As an example, no single brand has a full picture of me or my family.

We spread our engagement across too many different brands for one of them to have a complete perspective of who we are. Brands also need a way to continue to find their next customer. Prospecting has always been a big part of the advertising landscape.

To help identify new customers, brands want to work with other brands and publishers to fill in who the customer is so that they can better understand how to plan, engage with them, how to measure their programs, and how to fine tune their experience.

We see evidence of these conflicts in a new study.

If we look at recent findings from a new Forrester study, sponsored by Tapad, that evaluated the current state of customer data-driven marketing, it signals a number of these shifts.

  • More than 70% of study participants state that consumer data is the lifeblood of their marketing strategies
  • 68% of marketers say changes to the collection of consumer data will require their company to re-evaluate its marketing strategy.
  • 49% of brands and 42% of agencies use third-party persistent identifiers as a part of their marketing strategy today.
  • Marketers currently use an average of 8 identity solutions across at least 6 partners today; and they expect to require just as many in the future.

Combining first-party data is a definitive way to achieve scale and knowledge.

Brands can do that safely with a well-designed data clean room. But it needs to have the proper controls, which organizations understand.

With a clean room, you get:

  • Enhanced consumer/customer data
  • Minimal risk of PII exposure or misuse​
  • Active collaboration with fewer barriers​
  • Improved output and results

Experian has had clean-room-like solutions for years.

It started with companies who were comfortable allowing Experian to match PII to credit data for insights and decisions. In these early cases, Experian was doing the matching and providing the insights back to brands. This evolved as companies wanted more control over the data in a self-service model.

Here are some of the results they saw:

  • $7M revenue through better predictive models
  • Models and benchmarks 30% faster
  • $2.9M in prevented losses
  • 60% efficiency gains and +$1.5M in economic benefits
  • 171% of ROI in 2 years from Regulatory Analytics

The award winning Ascend Technology Platform really took off for clients in our financial services space. The platform offers unparalleled breadth, depth of financial data as well as best-in-class modelling and decisioning analytics.

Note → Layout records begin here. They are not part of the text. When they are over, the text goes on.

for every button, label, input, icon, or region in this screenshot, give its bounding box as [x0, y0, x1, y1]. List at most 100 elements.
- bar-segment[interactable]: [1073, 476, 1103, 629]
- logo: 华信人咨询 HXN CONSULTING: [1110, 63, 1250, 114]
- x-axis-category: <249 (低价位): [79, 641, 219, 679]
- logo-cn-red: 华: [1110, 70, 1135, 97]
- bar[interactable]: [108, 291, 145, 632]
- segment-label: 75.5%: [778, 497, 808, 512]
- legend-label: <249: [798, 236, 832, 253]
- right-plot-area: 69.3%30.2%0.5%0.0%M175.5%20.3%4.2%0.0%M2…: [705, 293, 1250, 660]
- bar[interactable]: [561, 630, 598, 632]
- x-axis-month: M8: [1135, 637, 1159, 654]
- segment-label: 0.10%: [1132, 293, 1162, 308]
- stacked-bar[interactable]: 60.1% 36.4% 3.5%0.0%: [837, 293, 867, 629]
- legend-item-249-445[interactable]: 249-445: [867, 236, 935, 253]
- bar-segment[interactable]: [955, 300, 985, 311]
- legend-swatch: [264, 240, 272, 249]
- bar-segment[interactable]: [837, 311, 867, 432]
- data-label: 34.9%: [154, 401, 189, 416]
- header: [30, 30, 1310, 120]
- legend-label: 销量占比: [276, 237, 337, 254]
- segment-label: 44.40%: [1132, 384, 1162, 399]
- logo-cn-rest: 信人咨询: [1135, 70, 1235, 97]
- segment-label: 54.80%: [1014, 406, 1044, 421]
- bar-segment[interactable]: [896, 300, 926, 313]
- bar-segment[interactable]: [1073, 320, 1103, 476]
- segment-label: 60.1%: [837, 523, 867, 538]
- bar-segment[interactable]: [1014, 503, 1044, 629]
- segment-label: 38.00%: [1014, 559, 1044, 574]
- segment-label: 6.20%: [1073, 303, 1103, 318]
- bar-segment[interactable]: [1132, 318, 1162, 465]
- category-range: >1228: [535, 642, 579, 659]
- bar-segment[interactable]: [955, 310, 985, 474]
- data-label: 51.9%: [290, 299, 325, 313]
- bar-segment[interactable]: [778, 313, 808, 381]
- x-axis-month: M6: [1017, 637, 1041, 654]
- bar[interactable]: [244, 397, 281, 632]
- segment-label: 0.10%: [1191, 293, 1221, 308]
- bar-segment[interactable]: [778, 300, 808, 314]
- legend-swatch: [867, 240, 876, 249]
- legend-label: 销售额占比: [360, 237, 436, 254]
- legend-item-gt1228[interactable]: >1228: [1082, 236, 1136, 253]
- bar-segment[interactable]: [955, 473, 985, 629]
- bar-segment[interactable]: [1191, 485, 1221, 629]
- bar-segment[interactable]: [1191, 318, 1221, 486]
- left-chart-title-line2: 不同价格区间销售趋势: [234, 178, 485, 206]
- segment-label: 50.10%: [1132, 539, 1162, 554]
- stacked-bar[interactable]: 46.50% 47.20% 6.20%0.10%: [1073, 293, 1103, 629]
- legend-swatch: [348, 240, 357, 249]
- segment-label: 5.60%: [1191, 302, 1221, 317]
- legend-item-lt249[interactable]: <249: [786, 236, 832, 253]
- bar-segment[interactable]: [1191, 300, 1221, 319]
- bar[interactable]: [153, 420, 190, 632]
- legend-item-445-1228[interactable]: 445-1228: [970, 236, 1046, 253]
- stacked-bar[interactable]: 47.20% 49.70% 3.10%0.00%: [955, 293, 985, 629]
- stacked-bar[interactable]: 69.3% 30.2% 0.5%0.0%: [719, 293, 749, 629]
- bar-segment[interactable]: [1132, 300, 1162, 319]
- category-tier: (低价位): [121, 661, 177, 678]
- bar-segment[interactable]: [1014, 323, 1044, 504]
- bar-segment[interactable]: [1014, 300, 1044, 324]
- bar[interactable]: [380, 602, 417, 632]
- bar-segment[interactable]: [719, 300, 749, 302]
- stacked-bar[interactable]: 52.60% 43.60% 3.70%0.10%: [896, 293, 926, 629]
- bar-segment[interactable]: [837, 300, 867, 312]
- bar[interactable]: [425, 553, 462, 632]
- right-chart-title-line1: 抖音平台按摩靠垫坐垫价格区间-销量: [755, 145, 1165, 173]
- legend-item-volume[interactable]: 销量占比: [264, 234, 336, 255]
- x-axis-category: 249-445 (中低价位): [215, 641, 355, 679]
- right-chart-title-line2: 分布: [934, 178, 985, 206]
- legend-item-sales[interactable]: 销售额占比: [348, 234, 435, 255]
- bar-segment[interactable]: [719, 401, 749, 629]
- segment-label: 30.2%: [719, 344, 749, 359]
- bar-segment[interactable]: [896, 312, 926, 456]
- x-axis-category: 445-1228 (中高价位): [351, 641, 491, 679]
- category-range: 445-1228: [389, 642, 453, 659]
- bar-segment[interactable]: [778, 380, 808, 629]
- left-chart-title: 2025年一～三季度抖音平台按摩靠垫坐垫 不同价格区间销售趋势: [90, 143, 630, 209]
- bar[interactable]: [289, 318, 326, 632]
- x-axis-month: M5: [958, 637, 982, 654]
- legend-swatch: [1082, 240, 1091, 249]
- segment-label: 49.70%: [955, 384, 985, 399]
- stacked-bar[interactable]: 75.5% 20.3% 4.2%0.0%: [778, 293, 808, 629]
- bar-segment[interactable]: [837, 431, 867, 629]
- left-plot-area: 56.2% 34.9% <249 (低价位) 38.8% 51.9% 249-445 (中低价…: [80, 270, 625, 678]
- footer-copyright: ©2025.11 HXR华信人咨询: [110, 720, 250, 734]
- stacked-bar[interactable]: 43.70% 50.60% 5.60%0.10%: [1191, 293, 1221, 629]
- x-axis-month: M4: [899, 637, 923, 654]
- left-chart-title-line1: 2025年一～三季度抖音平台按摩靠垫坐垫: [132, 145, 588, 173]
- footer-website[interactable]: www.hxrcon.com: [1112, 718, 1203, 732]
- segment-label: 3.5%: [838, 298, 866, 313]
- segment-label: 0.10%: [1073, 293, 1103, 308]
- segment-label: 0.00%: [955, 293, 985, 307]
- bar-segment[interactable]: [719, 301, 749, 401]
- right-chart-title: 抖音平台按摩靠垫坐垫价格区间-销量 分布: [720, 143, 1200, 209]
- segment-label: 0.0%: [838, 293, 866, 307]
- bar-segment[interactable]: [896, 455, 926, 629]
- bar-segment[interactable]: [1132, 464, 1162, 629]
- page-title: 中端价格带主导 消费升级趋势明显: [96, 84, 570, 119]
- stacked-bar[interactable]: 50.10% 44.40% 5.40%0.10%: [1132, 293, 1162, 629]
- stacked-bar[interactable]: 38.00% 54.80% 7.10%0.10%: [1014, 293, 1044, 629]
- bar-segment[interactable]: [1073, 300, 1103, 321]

The highly regulated environment of finance services meant it was imperative to help marketers control and product data in a privacy-forward manner. Guided by that experience, Experian strengthened and adapted our strategies into a solution for the new era of data collaboration.

Introducing Experian Sanctuary

Sanctuary is a permissioned data collaboration workspace optimized for advanced analytics and audience activation.

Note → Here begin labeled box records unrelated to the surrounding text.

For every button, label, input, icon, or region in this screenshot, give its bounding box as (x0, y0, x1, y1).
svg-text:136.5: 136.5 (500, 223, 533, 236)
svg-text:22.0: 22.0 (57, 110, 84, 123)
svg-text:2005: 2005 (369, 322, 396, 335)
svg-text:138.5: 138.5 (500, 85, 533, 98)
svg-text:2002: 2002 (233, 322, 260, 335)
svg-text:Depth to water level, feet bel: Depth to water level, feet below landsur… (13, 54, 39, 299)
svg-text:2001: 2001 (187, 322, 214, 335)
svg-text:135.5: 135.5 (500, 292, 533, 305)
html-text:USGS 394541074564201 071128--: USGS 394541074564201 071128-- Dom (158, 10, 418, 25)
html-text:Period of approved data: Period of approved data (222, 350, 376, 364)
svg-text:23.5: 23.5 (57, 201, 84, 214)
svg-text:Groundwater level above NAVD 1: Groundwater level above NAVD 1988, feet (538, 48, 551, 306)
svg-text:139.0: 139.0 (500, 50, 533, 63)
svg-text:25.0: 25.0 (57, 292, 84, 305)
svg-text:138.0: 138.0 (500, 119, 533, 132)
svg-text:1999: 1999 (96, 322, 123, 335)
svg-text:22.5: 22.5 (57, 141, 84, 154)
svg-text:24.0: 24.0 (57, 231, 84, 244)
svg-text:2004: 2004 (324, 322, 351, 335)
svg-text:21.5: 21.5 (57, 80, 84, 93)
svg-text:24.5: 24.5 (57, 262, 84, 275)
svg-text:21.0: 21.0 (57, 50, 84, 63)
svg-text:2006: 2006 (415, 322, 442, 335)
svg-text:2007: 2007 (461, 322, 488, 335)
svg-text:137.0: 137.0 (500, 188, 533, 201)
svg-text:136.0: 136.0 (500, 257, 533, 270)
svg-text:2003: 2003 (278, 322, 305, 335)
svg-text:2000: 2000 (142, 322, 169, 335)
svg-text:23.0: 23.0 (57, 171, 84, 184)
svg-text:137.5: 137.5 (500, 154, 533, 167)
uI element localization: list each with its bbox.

It is a secure environment that allows independent parties to share data assets in a safe way to generate insights, create marketing campaigns, and measure program effectiveness.

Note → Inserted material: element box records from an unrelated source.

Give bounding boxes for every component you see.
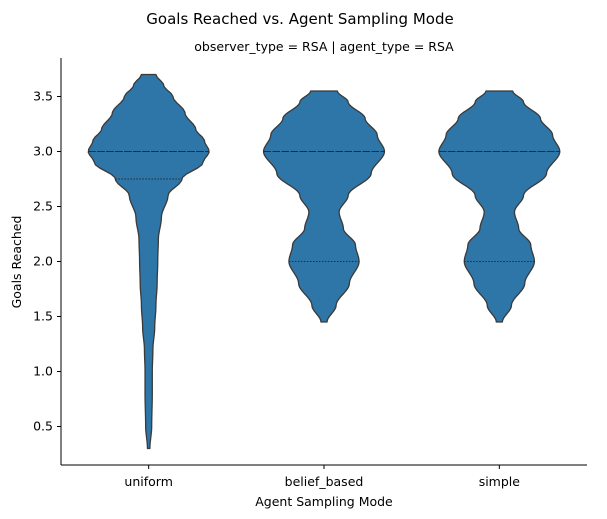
violins-layer <box>87 73 561 450</box>
y-tick-label: 1.0 <box>33 364 53 379</box>
axes-title: observer_type = RSA | agent_type = RSA <box>194 39 454 54</box>
violin-uniform <box>87 73 210 450</box>
y-tick-label: 2.5 <box>33 199 53 214</box>
x-ticks-layer: uniform belief_based simple <box>124 465 520 489</box>
x-axis-label: Agent Sampling Mode <box>255 494 393 509</box>
figure-suptitle: Goals Reached vs. Agent Sampling Mode <box>146 10 453 28</box>
y-tick-label: 0.5 <box>33 419 53 434</box>
violin-simple <box>438 90 561 323</box>
x-tick-label: simple <box>479 474 521 489</box>
y-tick-label: 3.0 <box>33 144 53 159</box>
y-axis-label: Goals Reached <box>9 216 24 309</box>
y-tick-label: 2.0 <box>33 254 53 269</box>
quartile-lines-layer <box>88 150 560 263</box>
y-tick-label: 1.5 <box>33 309 53 324</box>
y-ticks-layer: 0.5 1.0 1.5 2.0 2.5 3.0 3.5 <box>33 89 61 434</box>
x-tick-label: belief_based <box>285 474 364 489</box>
x-tick-label: uniform <box>124 474 172 489</box>
violin-belief_based <box>262 90 386 323</box>
y-tick-label: 3.5 <box>33 89 53 104</box>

A data owner and one or more data contributors input their first-party data into the Experian Sanctuary environment, where data standardization, linkage and anonymization connect and protect the data. Outputs include: customer overlap, identification, customer profiling, look-a-like modeling, and multi-channel activation.

Here’s what you’ll find in Experian Sanctuary:

  1. Industry-leading identity resolution
  2. Unique, synthetic IDs to link and protect consumer data
  3. Permissioned data collaboration
  4. Marketer and Data Scientist workspaces
  5. Embedded ConsumerView attributes
  6. Advanced modeling capabilities
  7. Activation destinations
  8. Measurement analytics workspace

Collect, use and collaborate responsibly.

Data that marketers and publishers now collect is increasingly tied to real people. The controls we put around data, how we combine it with other datasets, and how we help brands unlock value inside of safe environments will keep accelerating.

Clean rooms are critical for an era of privacy-friendly data management. Solutions like Sanctuary will be here to serve this critical function in our future industry.